The Alchemist poorly presents cliche messages and falls short of expectations

Paul Coelho’s well known classic follows a boy while on the journey to fulfill his “Personal Legend” and overall proves to be somewhat abrasive and relatively unremarkable


Noel Major

“‘I must have no fear of failure. It was my fear of failure that first kept me from attempting the Master Work.’” — Paulo Coelho, The Alchemist

I read The Alchemist by Paulo Coelho over the span of about two weeks for AP English Literature. I don’t blame this class for this assigned novel whatsoever — it was actually a choice novel. I’ve heard many positive reviews of the bestselling classic before and didn’t expect it to fall so short of expectations.

This novel follows a young shepherd boy, Santiago, who travels to the Egyptian Pyramids to locate a hidden treasure after an old disguised king convinces him that all the powers of the world would combine to assist in making the journey successful. Along the way Santiago learns about self-actualization, love, and the importance of destiny and fate.

There are many things that try to keep him from his destiny, which the old king refers to as his “Personal Legend”. He considers staying with his flock of sheep and continuing to tend to them, falls in love with a woman named Fatima who he wishes to stay in the desert with, and even has to get over his personal fears surrounding the journey to the pyramids.

Santiago eventually travels across the desert in search of this treasure.

The plot itself is incredibly cliche, and while I do understand that this book was written in the 1980s and officially set the cliche “hero on a journey to find material wealth, then realizes the wealth was ideological the whole time” story, it was still very poorly done and lacked any level of depth.

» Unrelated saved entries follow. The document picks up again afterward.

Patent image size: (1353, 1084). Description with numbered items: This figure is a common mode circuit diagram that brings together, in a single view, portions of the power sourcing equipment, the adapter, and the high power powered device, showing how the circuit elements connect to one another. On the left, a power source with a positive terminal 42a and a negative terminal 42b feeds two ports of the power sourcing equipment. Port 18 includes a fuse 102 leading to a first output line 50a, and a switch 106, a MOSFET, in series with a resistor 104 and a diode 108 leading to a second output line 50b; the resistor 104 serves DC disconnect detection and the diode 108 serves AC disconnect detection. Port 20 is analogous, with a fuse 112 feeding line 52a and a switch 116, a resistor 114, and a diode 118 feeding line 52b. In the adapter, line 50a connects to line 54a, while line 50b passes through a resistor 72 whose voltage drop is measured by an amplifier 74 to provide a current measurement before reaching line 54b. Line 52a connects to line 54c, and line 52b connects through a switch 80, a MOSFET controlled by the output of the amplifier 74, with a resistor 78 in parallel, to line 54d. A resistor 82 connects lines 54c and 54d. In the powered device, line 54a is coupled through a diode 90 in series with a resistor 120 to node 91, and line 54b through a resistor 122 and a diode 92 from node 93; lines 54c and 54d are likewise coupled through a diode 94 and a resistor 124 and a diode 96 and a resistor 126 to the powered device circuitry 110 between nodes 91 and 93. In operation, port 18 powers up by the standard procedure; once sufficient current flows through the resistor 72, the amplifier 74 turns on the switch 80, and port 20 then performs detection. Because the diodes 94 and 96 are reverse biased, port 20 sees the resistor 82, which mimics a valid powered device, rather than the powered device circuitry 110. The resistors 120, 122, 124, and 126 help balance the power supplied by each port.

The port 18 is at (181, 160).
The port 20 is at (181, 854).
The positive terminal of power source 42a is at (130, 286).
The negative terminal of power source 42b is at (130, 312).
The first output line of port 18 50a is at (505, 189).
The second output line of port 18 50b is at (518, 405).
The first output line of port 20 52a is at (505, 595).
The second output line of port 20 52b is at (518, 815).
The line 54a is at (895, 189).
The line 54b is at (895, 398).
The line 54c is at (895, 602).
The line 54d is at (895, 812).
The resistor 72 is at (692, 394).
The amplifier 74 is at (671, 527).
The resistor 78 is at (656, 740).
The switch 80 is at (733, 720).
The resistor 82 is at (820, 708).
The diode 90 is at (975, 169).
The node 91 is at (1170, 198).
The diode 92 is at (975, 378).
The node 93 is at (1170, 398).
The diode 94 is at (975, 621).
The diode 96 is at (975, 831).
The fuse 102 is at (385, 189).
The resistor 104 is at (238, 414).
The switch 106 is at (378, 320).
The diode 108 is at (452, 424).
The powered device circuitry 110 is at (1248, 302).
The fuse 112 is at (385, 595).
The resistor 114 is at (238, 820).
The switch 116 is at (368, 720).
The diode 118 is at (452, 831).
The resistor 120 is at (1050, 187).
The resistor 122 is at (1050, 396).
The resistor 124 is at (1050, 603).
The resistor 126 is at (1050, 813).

I would argue that, in general, other novels following this cliche storyline actually do it better than the “original”.

The messages integrated into the novel were painfully predictable: follow your dreams without fear, don’t let small things of the present hold you back from your true future, etc. But even messages like these could have been saved if they were written in a philosophical, indirect, and sophisticated style.

They weren’t. The lessons Santiago learns were stated bluntly and abrasively, completely unraveling any remotely interesting build up working towards one of Santiago’s unremarkable epiphanies.

Another difficult thing for me to look past is the fact that Santiago is practically the only actual character. All the others he meets along the journey (including Fatima, the old king, the alchemist, and the crystal merchant) are entirely allegorical. There is absolutely no existent character development.

I understand that this was intentional — these individuals weren’t supposed to have any actual traits, their only purpose was to be representative. But because Santiago is incredibly unmemorable, it’s really hard to continue reading when he’s the only actual character in the novel that moves the predictable plot along.

I get that The Alchemist is an American classic that set a lot of cliches and allegorical writing styles in place for future literature, and that would be okay if it was done well. It just wasn’t.

Overall, I would not recommend this novel. I would give The Alchemist a 1.5/5 star rating.